Вскоре Ира устала настолько, что не могла больше идти самостоятельно. Нам пришлось поочередно нести её на руках.

С остановками в пути, истекающие потом, мы дотащили девочку до квартиры, положили на диван и сами рухнули рядом.

Придя в себя, я поднялся и оставил их одних. Впереди ещё оставалось полдня и не хотелось терять время.

Вновь поезд метро домчал меня до своего района. Я купил продуктов для соседа Скворцова и пошёл к дому. У дверей универмага мне улыбнулся знакомый по прошлому визиту милиционер. Узнал меня. От этого неожиданно потеплело на душе. Предвижу, что скоро нас останется так мало, что мы будем знать почти всех живых в лицо.

Я остановился на минуту, не доходя до подъезда. Повинуясь внезапно возникшему чувству, стал обводить взором родной район. В память перемещались все окружающие меня здания, машины, площадки, деревья. Я оглядел свой многоэтажный дом снизу до самой крыши. Словно крепость он возвышался надо мной, своей железобетонной твердью заверяя: моя плоть незыблема, я сохраню ваши артефакты и переварю останки, но моя жизнь стремится в вечность в отличие от тех, кто сотворил меня. В один миг я ощутил, что он перестал мне быть домом, в том понимании, которое сохранилось из прошлого. Тем, что манило теплом и уютом. Тем, где стены грели душу и сердце. Ныне он, и подобные ему, громадины нависали серой безликой массой сверху и давили какой-то безнадёжностью. Пока нас было много, эти ульи шумели, наполняя каждый метр жизнью, светом, будущим. Теперь дома – просто опустевшие памятники истории. Огромные, неприглядные, холодные. Наполненные запахами разложения своих прежних владельцев и грязью. В первый раз я задумался о том, что будет лучше, если мы уйдём из этих погребальных пирамид, пока они не превратили наш разум в труху.

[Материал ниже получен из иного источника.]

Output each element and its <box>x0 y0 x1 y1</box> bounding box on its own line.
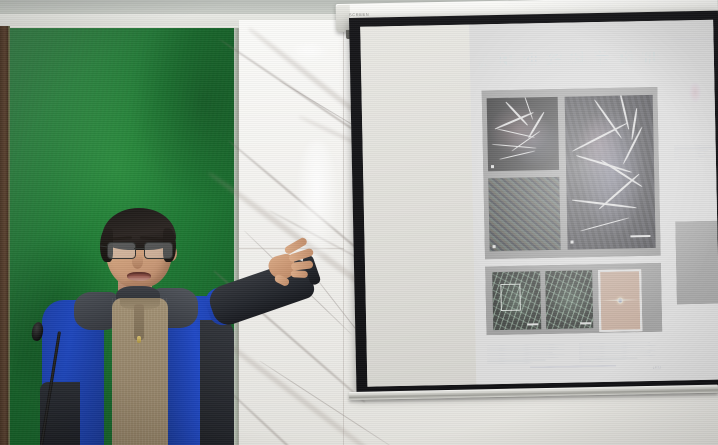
fiber-tractography-panel-a <box>487 97 559 171</box>
correlation-heatmap-panel-f <box>598 269 642 332</box>
finger-little <box>291 270 308 278</box>
microscopy-panel-d <box>492 271 541 330</box>
figure-group-top <box>481 87 661 260</box>
adjacent-page-text <box>674 144 718 207</box>
sweater-zipper-pull <box>137 336 141 343</box>
slide-title-text: 认知神经科学的研 <box>473 44 666 75</box>
jacket-panel-right <box>200 320 234 445</box>
projected-slide: 认知神经科学的研 <box>470 20 718 385</box>
slide-title-band: 认知神经科学的研 <box>479 37 660 82</box>
region-of-interest-box <box>500 284 521 311</box>
adjacent-page <box>667 27 718 374</box>
slide-footer-reference <box>530 365 616 368</box>
screen-housing-brand: SCREEN <box>349 12 369 17</box>
screen-unlit-area <box>360 25 477 387</box>
lecture-photo-scene: SCREEN 认知神经科学的研 <box>0 0 718 445</box>
presenter <box>24 206 250 445</box>
diffusion-orientation-panel-b <box>488 177 560 251</box>
slide-page: 认知神经科学的研 <box>475 28 669 377</box>
adjacent-page-figure <box>672 58 718 135</box>
finger-ring <box>291 260 314 271</box>
nose <box>132 254 143 269</box>
screen-surface: 认知神经科学的研 <box>360 20 718 387</box>
body-text-column-right <box>578 341 663 367</box>
wall-gloss-reflection-top <box>286 40 332 62</box>
scale-bar <box>631 235 650 237</box>
slide-page-number: 1632 <box>652 364 661 369</box>
glasses-bridge <box>134 248 144 249</box>
glasses-lens-right <box>144 242 173 259</box>
projection-screen[interactable]: 认知神经科学的研 <box>349 11 718 396</box>
slide-body-text <box>486 341 663 369</box>
sweater-placket <box>134 304 144 340</box>
microscopy-panel-e <box>545 270 594 329</box>
sweater <box>112 298 168 445</box>
figure-group-bottom <box>485 263 663 336</box>
adjacent-page-figure-2 <box>675 220 718 304</box>
whole-brain-tractogram-panel-c <box>564 95 655 249</box>
body-text-column-left <box>486 343 571 369</box>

Я поднялся на второй этаж и стукнул кулаком по двери соседа. Приложил ухо: тишина. Стукнул ещё раз, потом ещё. Ответа не было. Тогда я нажал на дверную ручку и, чуть скрипнув, дверь открылась.

– Олег Петрович, вы здесь? – я нарочито громко позвал с порога хозяина. – Олег Петрович?!

Сосед нашёлся в комнате. Он, похрапывая во сне, лежал на софе. Рядом стоял журнальный столик с почти пустой бутылкой коньяка и коробка шоколадных конфет. Я поставил пакеты с продуктами на пол и подошел к Скворцову.

– Эй, – мне пришлось потрясти его за плечо. – Вставайте.

Олег Петрович громогласно всхрапнул и приоткрыл один глаз. От него сильно несло перегаром. Со второй попытки соседу удалось приподнять собственное тело над скомканной подушкой. Затуманенный взгляд красноречиво свидетельствовал о бурном возлиянии намедни.

– Олег Петрович, я завёз вам продукты. Вижу, что вы в порядке… – я кашлянул в кулак, скрыв невольную улыбку. – Хотел заехать к вам вместе с другом, но возникли обстоятельства… Одним словом, мне нужно спешить по делам, а для вас, на всякий случай, я оставляю номер телефона нашей квартиры. – На шифоньере я нашёл карандаш и на клочке бумаги начеркал номер.

– Андрюша… – Олег Петрович, медленно приходя в себя, захрипел и протянул руку.

– Вот, – я быстро воткнул ему в пальцы бумажку с телефоном и отошел подальше.

– Подожди, ты куда?! – он попытался подняться с софы, но чуть не грохнулся на пол. – Я, по-моему, перебрал немного. – Он сдавил голову руками и скорчился в гримасе боли. – Останься. Я приведу себя в порядок, и мы посидим вместе.

– Нет. Я не могу. У меня еще много дел. Поверьте, это очень важно.

– Что… ещё сейчас может быть важным?

– Да есть кое-что. Послушайте, мы тут с другом некой идеей озаботились. Она логична в нынешних обстоятельствах. Хотим собрать одну, как бы это сказать… команду, чтобы держаться вместе. Хотел предложить и вам присоединиться к нам. По-моему вы этого хотели? Всё это произойдет, наверно, не сегодня и не завтра, но если вы сможете, то позвоните и услышите либо меня, либо Астафьева Александра. Там разберёмся, что делать… А сейчас, простите меня, но я должен идти. – Я протянул ему руку для рукопожатия.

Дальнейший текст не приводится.